There could be difficult issues if this is a DC plan and a separate interest QDRO was contemplated, since generally in that situation, had the alternate payee survived, he or she might have had the ability to name anyone he or she wanted as the beneficiary for her segregated account. I don't think there is much in the way of guidance or precedent for some of the potential situations, so again, I would let the parties first hash things out in state court.

Luke Bailey

Senior Counsel

Clark Hill PLC

214-651-4572 (O) | LBailey@clarkhill.com

2600 Dallas Parkway Suite 600

Frisco, TX 75034

Posted

Thanks for the replies. The Plan's QDRO Procedures provide for an 18-month administrative hold period to allow the AP to seek a QDRO. I think the plan is to put the estate on notice that no QDRO has been presented and to give them 18 months to seek an order. It will be interesting to see if they produce a nunc pro tunc QDRO, or just let it go. The only potential alternate payee shown in the original property settlement agreement was the deceased spouse, not any children.

Posted

I misread the question.  I took it to mean that the participant had died, in which event the PPA of 2006 will enable a posthumous QDRO to be submitted and qualified.  But Peter Gulia is correct that the estate of the Alternate Payee who predeceases the Participant is not "Alternate Payee" per ERISA § 206(d)(3)(K). A survivor annuity is only payable to an Alternate Payee who survives the Participant's death - be definition.  This is not the situation addressed in the discussion on April 11, 2019. 

See

.  

Posted

Thank you for the vote of confidence, but I didn’t state a view. Rather, I said:

“I am unaware of any Federal court precedent that holds for or against treating a deceased nonparticipant former spouse’s executor or similar personal representative as an alternate payee within the meaning of ERISA § 206(d)(3)(K).”

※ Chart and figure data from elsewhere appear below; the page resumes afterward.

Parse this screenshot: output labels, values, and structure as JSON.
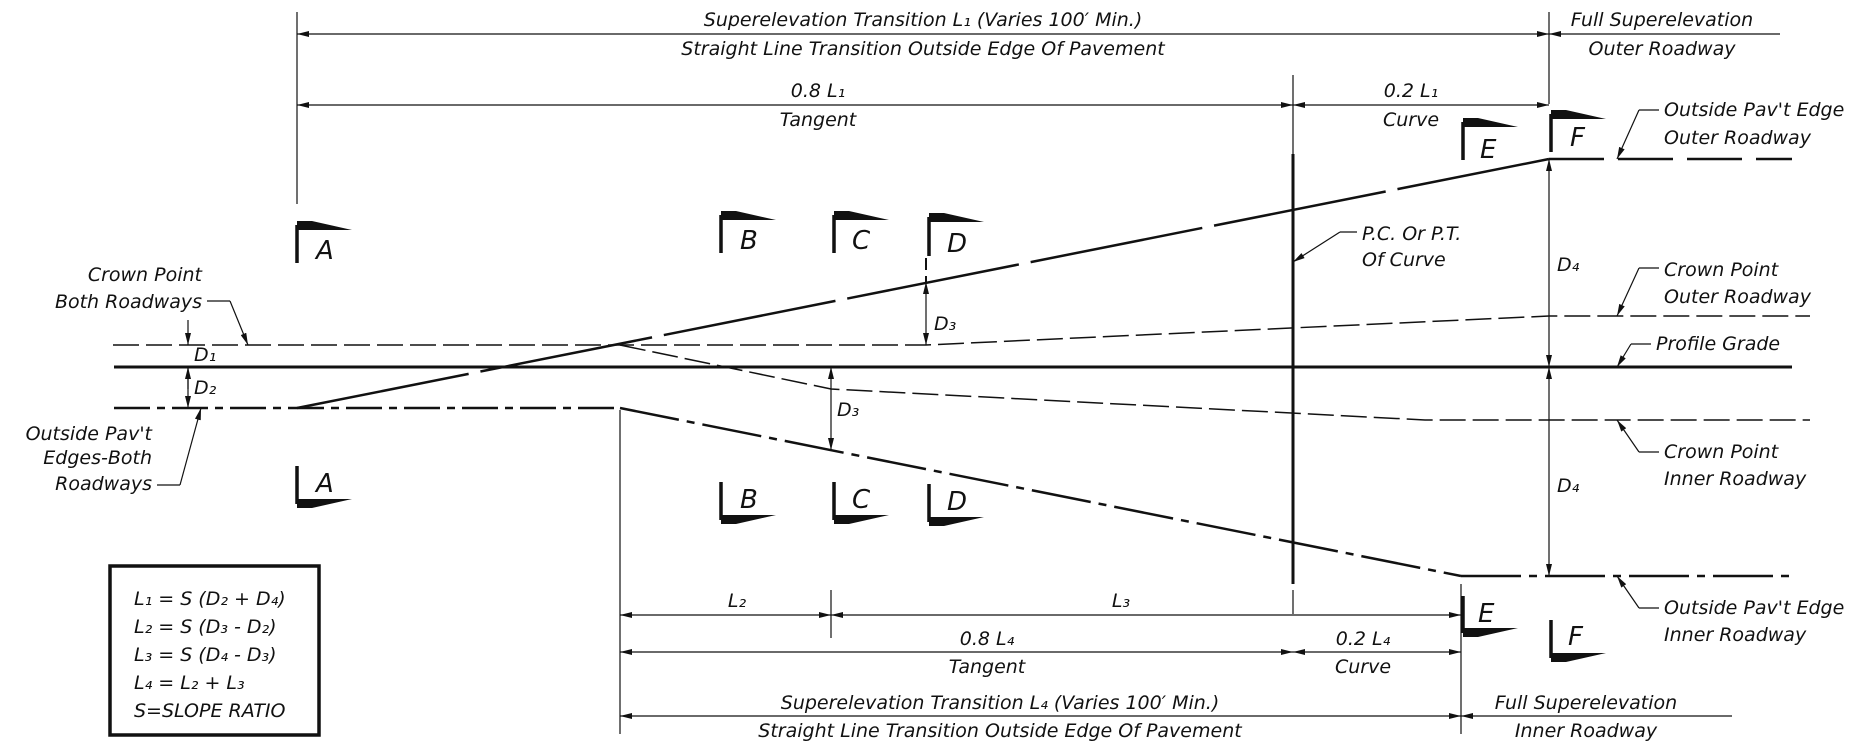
{
  "dimensions": {
    "l1_top": "Superelevation Transition L₁ (Varies 100′ Min.)",
    "l1_bottom": "Straight Line Transition Outside Edge Of Pavement",
    "full_outer_top": "Full Superelevation",
    "full_outer_bottom": "Outer Roadway",
    "l1_tangent_top": "0.8 L₁",
    "l1_tangent_bottom": "Tangent",
    "l1_curve_top": "0.2 L₁",
    "l1_curve_bottom": "Curve",
    "l2": "L₂",
    "l3": "L₃",
    "l4_tangent_top": "0.8 L₄",
    "l4_tangent_bottom": "Tangent",
    "l4_curve_top": "0.2 L₄",
    "l4_curve_bottom": "Curve",
    "l4_top": "Superelevation Transition L₄ (Varies 100′ Min.)",
    "l4_bottom": "Straight Line Transition Outside Edge Of Pavement",
    "full_inner_top": "Full Superelevation",
    "full_inner_bottom": "Inner Roadway"
  },
  "labels": {
    "crown_both_1": "Crown Point",
    "crown_both_2": "Both Roadways",
    "outside_both_1": "Outside Pav't",
    "outside_both_2": "Edges-Both",
    "outside_both_3": "Roadways",
    "pc_pt_1": "P.C. Or P.T.",
    "pc_pt_2": "Of Curve",
    "outer_edge_1": "Outside Pav't Edge",
    "outer_edge_2": "Outer Roadway",
    "crown_outer_1": "Crown Point",
    "crown_outer_2": "Outer Roadway",
    "profile_grade": "Profile Grade",
    "crown_inner_1": "Crown Point",
    "crown_inner_2": "Inner Roadway",
    "inner_edge_1": "Outside Pav't Edge",
    "inner_edge_2": "Inner Roadway"
  },
  "offsets": {
    "d1": "D₁",
    "d2": "D₂",
    "d3_outer": "D₃",
    "d3_inner": "D₃",
    "d4_outer": "D₄",
    "d4_inner": "D₄"
  },
  "sections": {
    "a_top": "A",
    "a_bottom": "A",
    "b_top": "B",
    "b_bottom": "B",
    "c_top": "C",
    "c_bottom": "C",
    "d_top": "D",
    "d_bottom": "D",
    "e_top": "E",
    "e_bottom": "E",
    "f_top": "F",
    "f_bottom": "F"
  },
  "formulas": [
    "L₁ = S (D₂ + D₄)",
    "L₂ = S (D₃ - D₂)",
    "L₃ = S (D₄ - D₃)",
    "L₄ = L₂ + L₃",
    "S=SLOPE RATIO"
  ]
}
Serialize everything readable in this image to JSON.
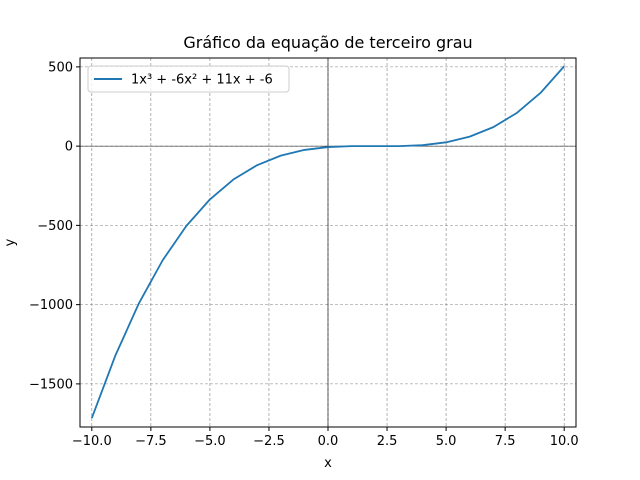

At least one State court reasoned that an order can be a QDRO only if it restricts its alternate payee—including a successor-in-interest to an original alternate payee—to a spouse, former spouse, child, or other dependent of the participant. In re Marriage of Janet D. & Gene T. Shelstead, 66 Cal. App. 4th 893, 78 Cal. Rptr. 2d 365, 22 Empl. Benefits Cas. (BL) 1906 (Cal. Ct. App. [4th App. Dist., Div. 1] Sept. 15, 1998) (interpreting ERISA § 206(d)(3), and applying ERISA § 206(d)(3)(K)).

But a State court’s decision is no precedent that constrains a Federal court’s interpretation of ERISA § 206. If an order is submitted, an ERISA-governed plan’s administrator decides whether the order is a domestic relations order and whether it is a qualified domestic relations order. If a plan’s administrator denies QDRO treatment and a disappointed person challenges that decision, the administrator could insist that litigation proceed in Federal court.

More than 39 years after enactment, many questions about the import of ERISA § 206(d)(3) remain undecided.

Peter Gulia PC

Fiduciary Guidance Counsel

Philadelphia, Pennsylvania

215-732-1552

Peter@FiduciaryGuidanceCounsel.com

Posted

By the way, notice in the April 2019 discussion, linked by @fmsinc above, the original post uses the term "retirement account", with no mention of whether it is a qualified plan or an IRA.

I'm a retirement actuary. Nothing about my comments is intended or should be construed as investment, tax, legal or accounting advice. Occasionally, but not all the time, it might be reasonable to interpret my comments as actuarial or consulting advice.